Como deve proceder-se no começo da Vigília? Tudo deve ser feito ao mesmo tempo e no mesmo lugar: preparação dos círios, sua iluminação uns após outros depois de acender o círio pascal principal da própria comunidade, antes de se entrar na igreja.

3. Noite clara como a Luz

Não se conhece exatamente a origem do círio pascal. Provavelmente deriva do círio do lucernarium, ou seja, do ofício vespertino com o qual, desde a antiguidade se iniciavam em quase todas as igrejas a vigília do domingo e da Páscoa.

O círio pascal representa Cristo, o Kyrios, sol de justiça que não escurece. A tipologia da luz do círio pascal vem claramente sublinhada no Precónio Pascal ou Laus Cerei, o Exsultet. A procissão do Lumen Christi na Vigília Pascal é a anamnese da Páscoa.

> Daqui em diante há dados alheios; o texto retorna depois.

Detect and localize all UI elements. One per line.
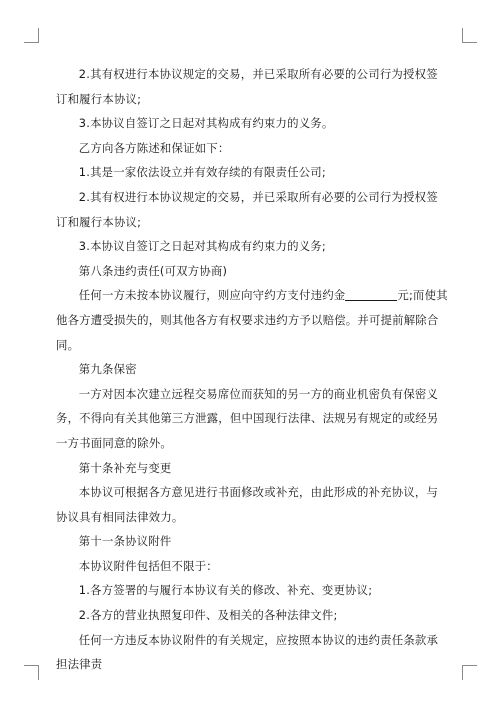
paragraph-annex-item-1: 1.各方签署的与履行本协议有关的修改、补充、变更协议; <box>78 583 373 598</box>
paragraph-breach-liability <box>56 283 448 357</box>
paragraph-annex-intro: 本协议附件包括但不限于： <box>78 558 218 573</box>
paragraph-party-b-authority: 2.其有权进行本协议规定的交易，并已采取所有必要的公司行为授权签订和履行本协议; <box>56 189 438 229</box>
paragraph-annex-breach: 任何一方违反本协议附件的有关规定，应按照本协议的违约责任条款承担法律责 <box>56 632 439 672</box>
paragraph-party-a-binding: 3.本协议自签订之日起对其构成有约束力的义务。 <box>78 116 334 131</box>
paragraph-confidentiality: 一方对因本次建立远程交易席位而获知的另一方的商业机密负有保密义务，不得向有关其他第三方泄露，但中国现行法律、法规另有规定的或经另一方书面同意的除外。 <box>56 386 439 450</box>
crop-mark-bottom-left <box>24 665 39 680</box>
heading-article-10: 第十条补充与变更 <box>78 460 172 475</box>
heading-article-9: 第九条保密 <box>78 362 137 377</box>
paragraph-party-b-intro: 乙方向各方陈述和保证如下： <box>78 140 230 155</box>
crop-mark-top-right <box>462 28 477 43</box>
crop-mark-bottom-right <box>462 665 477 680</box>
paragraph-party-b-binding: 3.本协议自签订之日起对其构成有约束力的义务; <box>78 239 326 254</box>
heading-article-11: 第十一条协议附件 <box>78 534 172 549</box>
paragraph-party-a-authority: 2.其有权进行本协议规定的交易，并已采取所有必要的公司行为授权签订和履行本协议; <box>56 67 438 106</box>
breach-text-before-blank: 任何一方未按本协议履行，则应向守约方支付违约金 <box>78 288 346 303</box>
document-body <box>56 62 448 677</box>
heading-article-8: 第八条违约责任(可双方协商) <box>78 263 228 278</box>
paragraph-party-b-company: 1.其是一家依法设立并有效存续的有限责任公司; <box>78 165 326 180</box>
paragraph-annex-item-2: 2.各方的营业执照复印件、及相关的各种法律文件; <box>78 608 338 623</box>
crop-mark-top-left <box>24 28 39 43</box>
paragraph-amendment: 本协议可根据各方意见进行书面修改或补充，由此形成的补充协议，与协议具有相同法律效力。 <box>56 485 439 524</box>
penalty-amount-blank <box>345 289 397 301</box>
breach-text-after-blank: 元;而使其他各方遭受损失的，则其他各方有权要求违约方予以赔偿。并可提前解除合同。 <box>56 288 448 352</box>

No texto do Precónio pascal, chamado o hino “Exsultet” e que se canta nesta celebração, diz-se que esta noite é «bendita», porque é a «única a ter conhecimento do tempo e da hora em que Cristo ressuscitou do sepulcro! Esta é a noite, da qual está escrito: a noite brilha como o dia e a escuridão é clara como a luz». Por isso, a Igreja celebra a Páscoa anual, solenidade das solenidades, com um vigília nocturna.

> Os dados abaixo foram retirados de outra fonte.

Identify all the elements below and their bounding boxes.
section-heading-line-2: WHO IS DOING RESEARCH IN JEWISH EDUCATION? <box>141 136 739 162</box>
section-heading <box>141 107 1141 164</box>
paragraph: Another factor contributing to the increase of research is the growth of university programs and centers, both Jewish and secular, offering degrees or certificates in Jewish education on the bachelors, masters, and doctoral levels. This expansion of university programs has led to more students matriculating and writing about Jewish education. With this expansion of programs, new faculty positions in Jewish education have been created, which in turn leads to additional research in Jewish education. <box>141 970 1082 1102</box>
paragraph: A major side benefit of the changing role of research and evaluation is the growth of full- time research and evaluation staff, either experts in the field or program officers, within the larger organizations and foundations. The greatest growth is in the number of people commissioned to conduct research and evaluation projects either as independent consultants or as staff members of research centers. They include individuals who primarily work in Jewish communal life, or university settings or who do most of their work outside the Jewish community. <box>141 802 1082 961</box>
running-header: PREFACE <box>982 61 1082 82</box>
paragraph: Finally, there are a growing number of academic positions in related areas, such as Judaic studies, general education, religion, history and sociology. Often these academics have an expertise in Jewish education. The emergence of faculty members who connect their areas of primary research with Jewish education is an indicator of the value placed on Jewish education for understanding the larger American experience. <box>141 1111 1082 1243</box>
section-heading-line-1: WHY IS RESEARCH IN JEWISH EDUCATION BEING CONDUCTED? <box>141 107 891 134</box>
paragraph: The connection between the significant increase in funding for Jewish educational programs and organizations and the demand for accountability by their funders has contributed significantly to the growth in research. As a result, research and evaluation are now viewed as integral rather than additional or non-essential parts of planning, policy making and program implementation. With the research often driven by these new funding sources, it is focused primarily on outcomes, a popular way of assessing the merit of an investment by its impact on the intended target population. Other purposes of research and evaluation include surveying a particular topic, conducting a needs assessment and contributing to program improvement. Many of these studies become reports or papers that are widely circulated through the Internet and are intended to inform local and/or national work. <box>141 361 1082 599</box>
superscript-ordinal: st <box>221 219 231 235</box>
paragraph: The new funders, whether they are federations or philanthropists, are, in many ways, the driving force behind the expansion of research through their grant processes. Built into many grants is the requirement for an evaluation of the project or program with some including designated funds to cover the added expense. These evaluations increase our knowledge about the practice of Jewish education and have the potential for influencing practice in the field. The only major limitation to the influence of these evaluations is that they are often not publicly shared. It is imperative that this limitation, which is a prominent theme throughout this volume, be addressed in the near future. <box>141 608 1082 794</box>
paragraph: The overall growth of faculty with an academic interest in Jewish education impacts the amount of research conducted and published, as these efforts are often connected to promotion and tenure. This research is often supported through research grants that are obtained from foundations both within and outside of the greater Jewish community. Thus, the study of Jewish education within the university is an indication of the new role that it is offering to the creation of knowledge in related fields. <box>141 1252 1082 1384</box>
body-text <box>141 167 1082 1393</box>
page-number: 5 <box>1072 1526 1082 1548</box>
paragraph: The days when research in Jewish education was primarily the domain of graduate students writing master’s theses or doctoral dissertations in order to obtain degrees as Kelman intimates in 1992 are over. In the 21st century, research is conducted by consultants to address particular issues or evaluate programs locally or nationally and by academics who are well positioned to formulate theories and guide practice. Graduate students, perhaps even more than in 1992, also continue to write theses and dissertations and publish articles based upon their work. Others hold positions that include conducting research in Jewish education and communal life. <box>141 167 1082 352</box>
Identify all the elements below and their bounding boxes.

Assim cantamos e caminhamos na inteligência do Dom para o caminho: «Exulte de alegria a multidão dos Anjos, exultem as assembleias celestes, ressoem hinos de glória para anunciar o triunfo de tão grande Rei. Rejubile também a terra, inundada por tão grande claridade, porque a luz de Cristo, o Rei eterno, dissipa as trevas de todo o mundo. Alegre-se a Igreja, nossa mãe, adornada com os fulgores de tão grande luz, (...) Oh noite ditosa, em que o céu se une à terra, em que o homem se encontra com Deus!»

Χριστός ἀνέστη!

Cristo Ressuscitou. Aleluia!

+ José Manuel Cordeiro

Cf. SECRETARIADO NACIONAL DE LITURGIA, A beleza da Liturgia, Secretariado Nacional de Liturgia, Fátima 2018, 370-373.